Research conducted by (Wandel, 2009) discovered that it actually creates a sort of community for grief. Wandel investigated the role that social media played among young people in the tragic incident of the Virginia Tech shootings that resulted in the deaths of 33 students. The tragedy caused the study body to have a plethora of negative emotions and go through a long grieving process. Though this institution is very large and a lot of students may not have personally known someone that was injured or murdered, they all grieved together. Facebook was a forum for emotions and for communications about services, events and news surrounding the tragedy. Those seeking support were able to seek it from a large amount of people and the research discovered that social media was very beneficial during this particular crisis. This is a prime example of this kind of larger scaled grieving and can be related to many other similar situations and an accurate portrayal of the reasoning behind partaking in it (Wandel, 2009).

Lastly, a large the people express grief on social media is simply for the public nature of it. As previously discussed the motivations can be in the name of the deceased, but they are mostly for the benefit of the living. This is done both directly and indirectly. People move on through the sharing and recognition of their pain with others. Barnhill and Owen conducted a study in 2007 in which they investigated the use of a website called Virtual Memorials that hosted web pages created by family members for social and public displays of grief. They found that the overall use of the website helped people to share narratives and experiences about the person that passed away and therefore aided in the grief process. The expression of empathy is another way that people use social media to communicate grief with one another. When an online user loses their life, particularly in a tragic accident, those who are less attached to the deceased will write to them for the family. They display a public sense of sympathy and empathy in a manner that can be endorsed by other members of the online community. Those who are not as close to the family or the person may still post and do so in the third person, usually stating in the comment that they do not know the person as well (Marwick & Ellison, 2012).

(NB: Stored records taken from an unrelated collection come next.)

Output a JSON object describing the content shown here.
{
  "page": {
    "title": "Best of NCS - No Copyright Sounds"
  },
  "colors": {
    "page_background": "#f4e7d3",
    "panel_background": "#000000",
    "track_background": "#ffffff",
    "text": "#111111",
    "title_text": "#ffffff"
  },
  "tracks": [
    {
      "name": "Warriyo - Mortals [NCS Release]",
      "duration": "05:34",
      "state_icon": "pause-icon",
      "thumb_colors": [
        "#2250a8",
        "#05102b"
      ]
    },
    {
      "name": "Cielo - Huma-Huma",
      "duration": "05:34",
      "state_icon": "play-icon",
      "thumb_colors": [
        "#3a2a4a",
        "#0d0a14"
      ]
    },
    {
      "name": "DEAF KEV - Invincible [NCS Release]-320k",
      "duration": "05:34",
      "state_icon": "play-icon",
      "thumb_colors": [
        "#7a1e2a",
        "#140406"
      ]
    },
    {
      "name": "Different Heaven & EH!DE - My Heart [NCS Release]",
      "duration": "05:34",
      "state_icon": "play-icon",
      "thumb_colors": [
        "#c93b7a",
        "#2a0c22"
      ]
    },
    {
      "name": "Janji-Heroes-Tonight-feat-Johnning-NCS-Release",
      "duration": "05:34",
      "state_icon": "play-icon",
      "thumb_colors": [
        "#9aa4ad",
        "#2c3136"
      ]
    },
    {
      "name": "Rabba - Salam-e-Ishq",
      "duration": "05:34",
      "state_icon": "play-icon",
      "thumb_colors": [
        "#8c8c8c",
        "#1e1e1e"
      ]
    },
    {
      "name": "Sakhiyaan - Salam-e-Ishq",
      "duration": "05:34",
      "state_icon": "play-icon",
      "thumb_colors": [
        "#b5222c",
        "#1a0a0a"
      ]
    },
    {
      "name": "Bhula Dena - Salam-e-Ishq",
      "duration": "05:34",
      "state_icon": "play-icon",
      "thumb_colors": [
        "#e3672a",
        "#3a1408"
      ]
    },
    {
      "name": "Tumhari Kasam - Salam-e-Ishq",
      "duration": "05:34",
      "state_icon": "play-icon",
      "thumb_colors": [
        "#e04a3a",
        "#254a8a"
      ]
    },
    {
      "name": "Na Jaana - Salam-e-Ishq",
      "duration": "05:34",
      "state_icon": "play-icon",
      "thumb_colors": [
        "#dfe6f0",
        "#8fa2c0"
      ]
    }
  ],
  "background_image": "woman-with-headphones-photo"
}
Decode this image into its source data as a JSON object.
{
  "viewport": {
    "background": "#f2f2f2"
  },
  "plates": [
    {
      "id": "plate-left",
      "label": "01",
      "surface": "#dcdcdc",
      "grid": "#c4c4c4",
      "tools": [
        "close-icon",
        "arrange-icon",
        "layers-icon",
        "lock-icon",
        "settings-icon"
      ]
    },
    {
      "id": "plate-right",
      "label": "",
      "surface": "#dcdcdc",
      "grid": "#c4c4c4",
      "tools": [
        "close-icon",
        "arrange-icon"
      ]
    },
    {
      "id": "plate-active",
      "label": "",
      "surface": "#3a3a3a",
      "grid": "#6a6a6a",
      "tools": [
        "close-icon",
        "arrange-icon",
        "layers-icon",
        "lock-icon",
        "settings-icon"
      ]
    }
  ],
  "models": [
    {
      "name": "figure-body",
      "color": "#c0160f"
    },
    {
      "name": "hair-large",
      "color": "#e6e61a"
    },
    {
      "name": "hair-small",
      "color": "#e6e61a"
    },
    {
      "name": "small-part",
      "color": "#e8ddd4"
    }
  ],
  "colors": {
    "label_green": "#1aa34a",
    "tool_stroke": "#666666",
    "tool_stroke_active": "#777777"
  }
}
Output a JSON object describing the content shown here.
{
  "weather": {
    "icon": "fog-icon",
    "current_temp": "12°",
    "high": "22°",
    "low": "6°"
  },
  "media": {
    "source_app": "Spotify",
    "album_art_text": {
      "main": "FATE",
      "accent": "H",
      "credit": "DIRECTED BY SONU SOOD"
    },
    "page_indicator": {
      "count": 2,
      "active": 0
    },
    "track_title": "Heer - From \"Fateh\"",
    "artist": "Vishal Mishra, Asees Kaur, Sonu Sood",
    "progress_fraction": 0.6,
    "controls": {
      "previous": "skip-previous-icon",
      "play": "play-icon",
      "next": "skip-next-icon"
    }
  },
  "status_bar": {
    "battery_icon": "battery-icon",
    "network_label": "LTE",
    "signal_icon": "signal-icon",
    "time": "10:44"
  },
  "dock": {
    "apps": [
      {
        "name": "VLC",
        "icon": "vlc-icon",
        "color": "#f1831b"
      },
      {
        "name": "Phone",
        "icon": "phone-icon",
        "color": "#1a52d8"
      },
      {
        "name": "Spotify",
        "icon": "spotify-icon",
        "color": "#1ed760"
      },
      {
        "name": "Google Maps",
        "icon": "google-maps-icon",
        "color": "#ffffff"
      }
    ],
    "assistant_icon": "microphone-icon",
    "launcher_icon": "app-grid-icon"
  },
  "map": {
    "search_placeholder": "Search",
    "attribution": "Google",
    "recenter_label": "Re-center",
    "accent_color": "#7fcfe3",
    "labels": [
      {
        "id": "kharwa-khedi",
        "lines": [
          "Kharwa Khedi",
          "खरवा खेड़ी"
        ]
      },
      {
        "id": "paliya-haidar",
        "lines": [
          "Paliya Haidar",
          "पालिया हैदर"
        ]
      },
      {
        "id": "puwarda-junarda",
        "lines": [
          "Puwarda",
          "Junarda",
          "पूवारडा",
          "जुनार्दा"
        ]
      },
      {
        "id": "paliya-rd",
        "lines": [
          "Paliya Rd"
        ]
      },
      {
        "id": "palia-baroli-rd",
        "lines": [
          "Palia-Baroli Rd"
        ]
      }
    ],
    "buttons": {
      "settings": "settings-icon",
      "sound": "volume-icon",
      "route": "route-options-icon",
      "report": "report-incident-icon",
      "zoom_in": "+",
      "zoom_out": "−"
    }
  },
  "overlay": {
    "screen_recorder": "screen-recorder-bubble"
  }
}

"Memorial pages and postings on Facebook are private statements or remembrances in a public venue, clearly intended to be seen by others" (Kern, Forman, Gil-Egui, 2012, p.9). It is clear that though the messages on Facebook walls may be very emotional and personal, they are knowingly posted there for those who are still living to see. According to (Marwick, Ellison, 2012, p.19), there is an "inability to distinguish strangers from loved ones, enabled by the publicness of Facebook memorial pages." Research has discovered that frequently people will post on the wall of the deceased with messages that are more personal than their actual relationship with the deceased would warrant. The main motivation of these particular users is to create a post about this person in an attempt to cause others to either show them sympathy or think more highly of them (Marwick, Ellison, 2012) .

There are a number of different motivations behind the use of social media Internet websites to grieve. This data that can be classified under three clear themes that formulate the bulk of the motives for this behavior. The first concept is the fact that social media is used as a way to communicate with the deceased and maintain a relationship with a person that is no longer bale to take part in that relationship. The second reason for grieving online is that social media eliminates geographical boundaries and has the ability to unite large masses of people to grieve together as an online community. Thirdly, family members and friends use social media to communicate with one another and express sympathy. And lastly, the overall motivation for grieving on social media is to create an audience for grieving in a number of different facets. This isn't a topic we really think much about, but it is immensely present. The first step to understanding how to move on after experiencing tragedy is trying to under why we respond the way we do when grieving. The process of grieving will never be easily defined or controlled, but it can be something we can work to understand. This way we can help each other in our times of need.